Chez les médecins, on reconnaît qu'il y a peu d'alternatives aux veinotoniques. Pour le Dr Jean-Paul Hamon, généraliste à Clamart, «les personnes âgées ont déjà sensiblement réduit leur consommation de veinotoniques, souvent pour des raisons économiques. Ils ont également été sensibilisés aux conseils hygiéniques et diététiques, qui peuvent diminuer les symptômes. Et ils ont parfois adopté les bas de contention qui sont pour le moment toujours pris en charge». Mais, pour sa part, le Dr Hamon prescrit rarement d'anti-inflammatoires en lieu et place des veinotoniques, «essentiellement pour éviter les risques iatrogènes chez les personnes âgées».
Même tonalité pour le Dr Armand Semercyian, généraliste en région parisienne. «Il y a tout de même quelques alternatives aux veinotoniques en matière d'insuffisance veineuse, comme l'hygiène de vie, la marche à pied ou la surélévation des jambes», indique-t-il au « Quotidien », mais à mes patients qui n'ont pas les moyens, je ne peux rien dire d'autre que de s'adresser aux services sociaux». Le Dr Semercyian regrette cependant que ces déremboursements aient été effectués de façon aveugle : «Pour les personnes à revenu modeste, ça risque d'être très gênant car elles ne vont plus se soigner et risquent de développer des pathologies plus invalidantes.»
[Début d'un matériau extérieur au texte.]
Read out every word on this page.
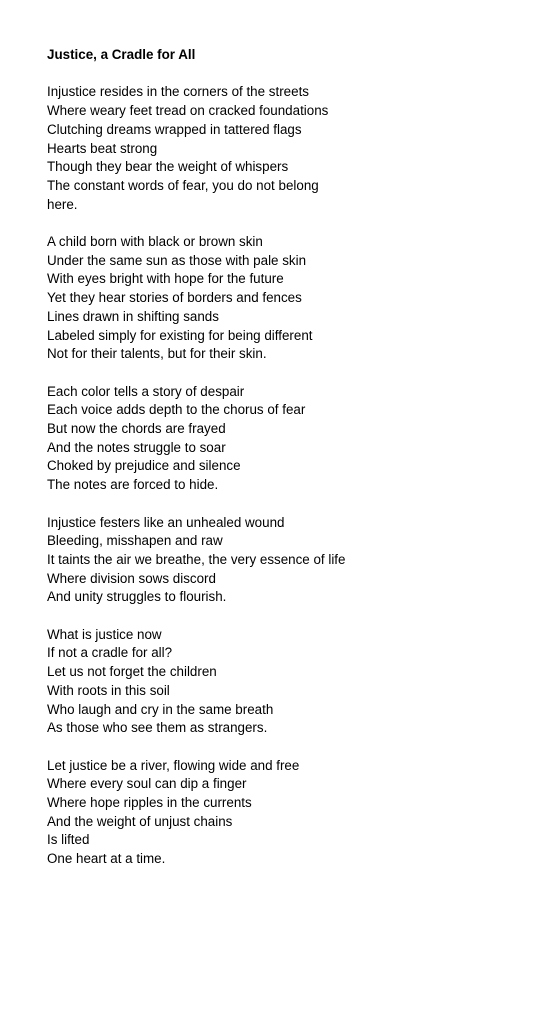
Justice, a Cradle for All
Injustice resides in the corners of the streets
Where weary feet tread on cracked foundations
Clutching dreams wrapped in tattered flags
Hearts beat strong
Though they bear the weight of whispers
The constant words of fear, you do not belong
here.
A child born with black or brown skin
Under the same sun as those with pale skin
With eyes bright with hope for the future
Yet they hear stories of borders and fences
Lines drawn in shifting sands
Labeled simply for existing for being different
Not for their talents, but for their skin.
Each color tells a story of despair
Each voice adds depth to the chorus of fear
But now the chords are frayed
And the notes struggle to soar
Choked by prejudice and silence
The notes are forced to hide.
Injustice festers like an unhealed wound
Bleeding, misshapen and raw
It taints the air we breathe, the very essence of life
Where division sows discord
And unity struggles to flourish.
What is justice now
If not a cradle for all?
Let us not forget the children
With roots in this soil
Who laugh and cry in the same breath
As those who see them as strangers.
Let justice be a river, flowing wide and free
Where every soul can dip a finger
Where hope ripples in the currents
And the weight of unjust chains
Is lifted
One heart at a time.
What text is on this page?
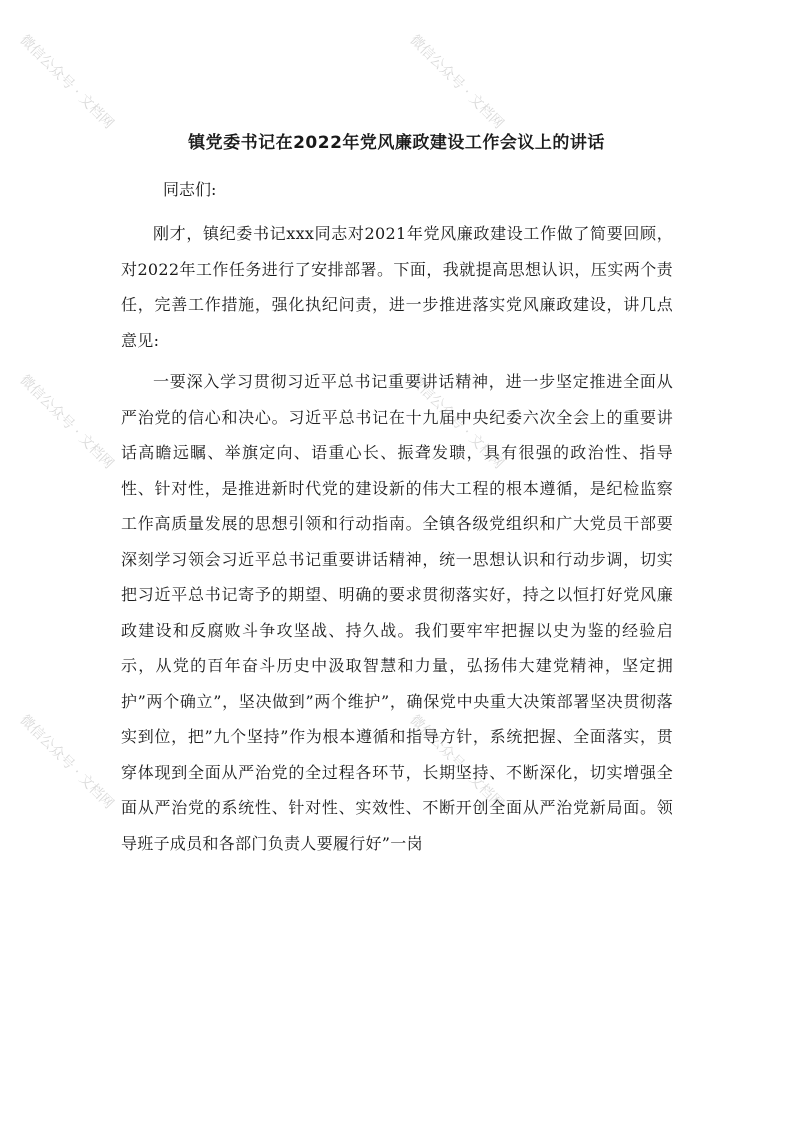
微信公众号 · 文档网	微信公众号 · 文档网
微信公众号 · 文档网	微信公众号 · 文档网
微信公众号 · 文档网	微信公众号 · 文档网
镇党委书记在2022年党风廉政建设工作会议上的讲话
同志们:

刚才，镇纪委书记xxx同志对2021年党风廉政建设工作做了简要回顾，对2022年工作任务进行了安排部署。下面，我就提高思想认识，压实两个责任，完善工作措施，强化执纪问责，进一步推进落实党风廉政建设，讲几点意见:

一要深入学习贯彻习近平总书记重要讲话精神，进一步坚定推进全面从严治党的信心和决心。习近平总书记在十九届中央纪委六次全会上的重要讲话高瞻远瞩、举旗定向、语重心长、振聋发聩，具有很强的政治性、指导性、针对性，是推进新时代党的建设新的伟大工程的根本遵循，是纪检监察工作高质量发展的思想引领和行动指南。全镇各级党组织和广大党员干部要深刻学习领会习近平总书记重要讲话精神，统一思想认识和行动步调，切实把习近平总书记寄予的期望、明确的要求贯彻落实好，持之以恒打好党风廉政建设和反腐败斗争攻坚战、持久战。我们要牢牢把握以史为鉴的经验启示，从党的百年奋斗历史中汲取智慧和力量，弘扬伟大建党精神，坚定拥护”两个确立”，坚决做到”两个维护”，确保党中央重大决策部署坚决贯彻落实到位，把”九个坚持”作为根本遵循和指导方针，系统把握、全面落实，贯穿体现到全面从严治党的全过程各环节，长期坚持、不断深化，切实增强全面从严治党的系统性、针对性、实效性、不断开创全面从严治党新局面。领导班子成员和各部门负责人要履行好”一岗
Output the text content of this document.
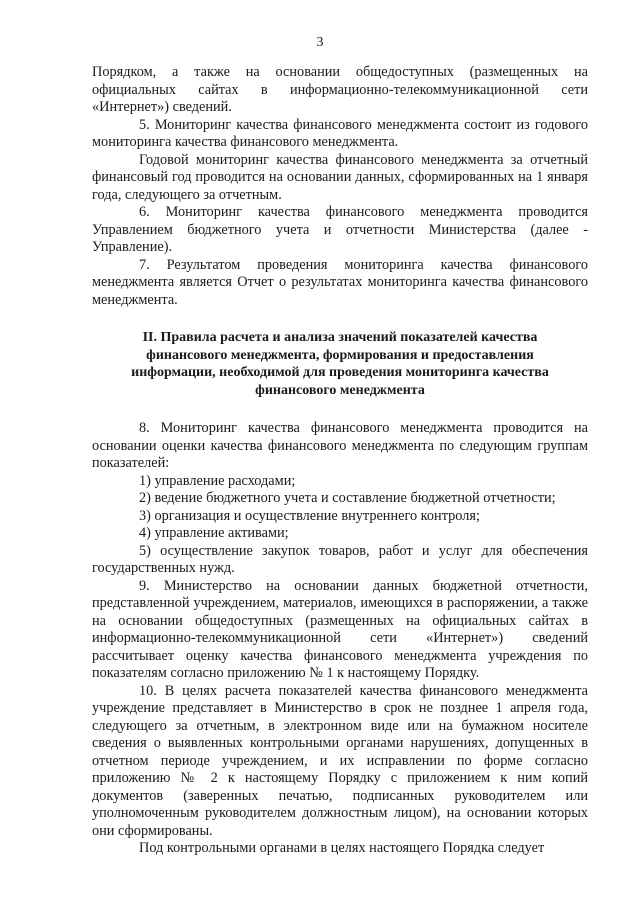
3

Порядком, а также на основании общедоступных (размещенных на официальных сайтах в информационно-телекоммуникационной сети «Интернет») сведений.

5. Мониторинг качества финансового менеджмента состоит из годового мониторинга качества финансового менеджмента.

Годовой мониторинг качества финансового менеджмента за отчетный финансовый год проводится на основании данных, сформированных на 1 января года, следующего за отчетным.

6. Мониторинг качества финансового менеджмента проводится Управлением бюджетного учета и отчетности Министерства (далее - Управление).

7. Результатом проведения мониторинга качества финансового менеджмента является Отчет о результатах мониторинга качества финансового менеджмента.

II. Правила расчета и анализа значений показателей качества финансового менеджмента, формирования и предоставления информации, необходимой для проведения мониторинга качества финансового менеджмента

8. Мониторинг качества финансового менеджмента проводится на основании оценки качества финансового менеджмента по следующим группам показателей:

1) управление расходами;

2) ведение бюджетного учета и составление бюджетной отчетности;

3) организация и осуществление внутреннего контроля;

4) управление активами;

5) осуществление закупок товаров, работ и услуг для обеспечения государственных нужд.

9. Министерство на основании данных бюджетной отчетности, представленной учреждением, материалов, имеющихся в распоряжении, а также на основании общедоступных (размещенных на официальных сайтах в информационно-телекоммуникационной сети «Интернет») сведений рассчитывает оценку качества финансового менеджмента учреждения по показателям согласно приложению № 1 к настоящему Порядку.

10. В целях расчета показателей качества финансового менеджмента учреждение представляет в Министерство в срок не позднее 1 апреля года, следующего за отчетным, в электронном виде или на бумажном носителе сведения о выявленных контрольными органами нарушениях, допущенных в отчетном периоде учреждением, и их исправлении по форме согласно приложению № 2 к настоящему Порядку с приложением к ним копий документов (заверенных печатью, подписанных руководителем или уполномоченным руководителем должностным лицом), на основании которых они сформированы.

Под контрольными органами в целях настоящего Порядка следует
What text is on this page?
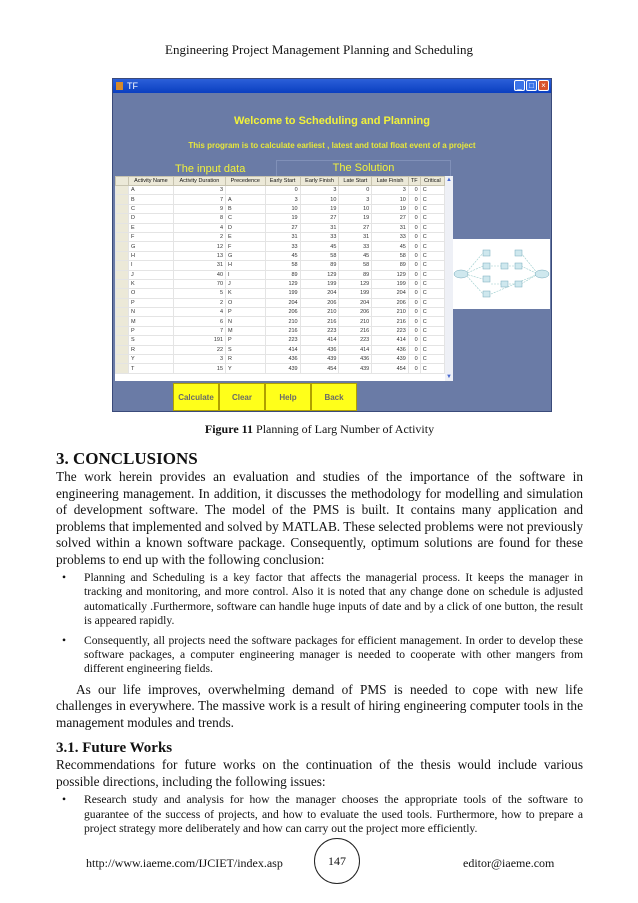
Engineering Project Management Planning and Scheduling
TF	_ □ ×
Welcome to Scheduling and Planning
This program is to calculate earliest , latest and total float event of a project
The input data	The Solution
	Activity Name	Activity Duration	Precedence	Early Start	Early Finish	Late Start	Late Finish	TF	Critical
	A	3		0	3	0	3	0	C
	B	7	A	3	10	3	10	0	C
	C	9	B	10	19	10	19	0	C
	D	8	C	19	27	19	27	0	C
	E	4	D	27	31	27	31	0	C
	F	2	E	31	33	31	33	0	C
	G	12	F	33	45	33	45	0	C
	H	13	G	45	58	45	58	0	C
	I	31	H	58	89	58	89	0	C
	J	40	I	89	129	89	129	0	C
	K	70	J	129	199	129	199	0	C
	O	5	K	199	204	199	204	0	C
	P	2	O	204	206	204	206	0	C
	N	4	P	206	210	206	210	0	C
	M	6	N	210	216	210	216	0	C
	P	7	M	216	223	216	223	0	C
	S	191	P	223	414	223	414	0	C
	R	22	S	414	436	414	436	0	C
	Y	3	R	436	439	436	439	0	C
	T	15	Y	439	454	439	454	0	C
▲
▼
Calculate	Clear	Help	Back
Figure 11 Planning of Larg Number of Activity
3. CONCLUSIONS
The work herein provides an evaluation and studies of the importance of the software in engineering management. In addition, it discusses the methodology for modelling and simulation of development software. The model of the PMS is built. It contains many application and problems that implemented and solved by MATLAB. These selected problems were not previously solved within a known software package. Consequently, optimum solutions are found for these problems to end up with the following conclusion:
• Planning and Scheduling is a key factor that affects the managerial process. It keeps the manager in tracking and monitoring, and more control. Also it is noted that any change done on schedule is adjusted automatically .Furthermore, software can handle huge inputs of date and by a click of one button, the result is appeared rapidly.
• Consequently, all projects need the software packages for efficient management. In order to develop these software packages, a computer engineering manager is needed to cooperate with other mangers from different engineering fields.
As our life improves, overwhelming demand of PMS is needed to cope with new life challenges in everywhere. The massive work is a result of hiring engineering computer tools in the management modules and trends.
3.1. Future Works
Recommendations for future works on the continuation of the thesis would include various possible directions, including the following issues:
• Research study and analysis for how the manager chooses the appropriate tools of the software to guarantee of the success of projects, and how to evaluate the used tools. Furthermore, how to prepare a project strategy more deliberately and how can carry out the project more efficiently.
http://www.iaeme.com/IJCIET/index.asp	147	editor@iaeme.com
Côté pharmaciens, Philippe Besset, le président de la commission économie d'officine de la FSPF (Fédération des syndicats pharmaceutiques de France), indique au « Quotidien » que les ventes de veinotoniques se sont stabilisées en France entre 2006 et 2007. Mais, selon lui, elles devraient sensiblement fléchir en 2008 après le déremboursement. «Nous n'avons pas d'exemple de déremboursement de ce type (de 35 à 15 %, puis déremboursement total) . Mais pour l'historique des médicaments remboursés à 35%, puis déremboursés, on constate en général des baisses de vente d'environ 60% en volume», précise-t-il.
Philippe Besset ne redoute pas trop une hausse du prix de vente fabricant car «les veinotoniques sont déjà dans la fourchette haute du prix moyen des médicaments non remboursés». Quant à une éventuelle hausse des marges officinales, la FSPF l'a fortement déconseillée à ses adhérents.
Plus généralement, la FSPF regrette ces déremboursements, à la fois pour des raisons sociales et économiques : «Ce taux de 15% était assez intéressant, précise Philippe Besset, car il permettait d'encadrer les prix à un coût dérisoire pour l'assurance-maladie. De plus, ces déremboursements vont essentiellement frapper des laboratoires français, qui sont souvent très en pointe sur ces pathologies.»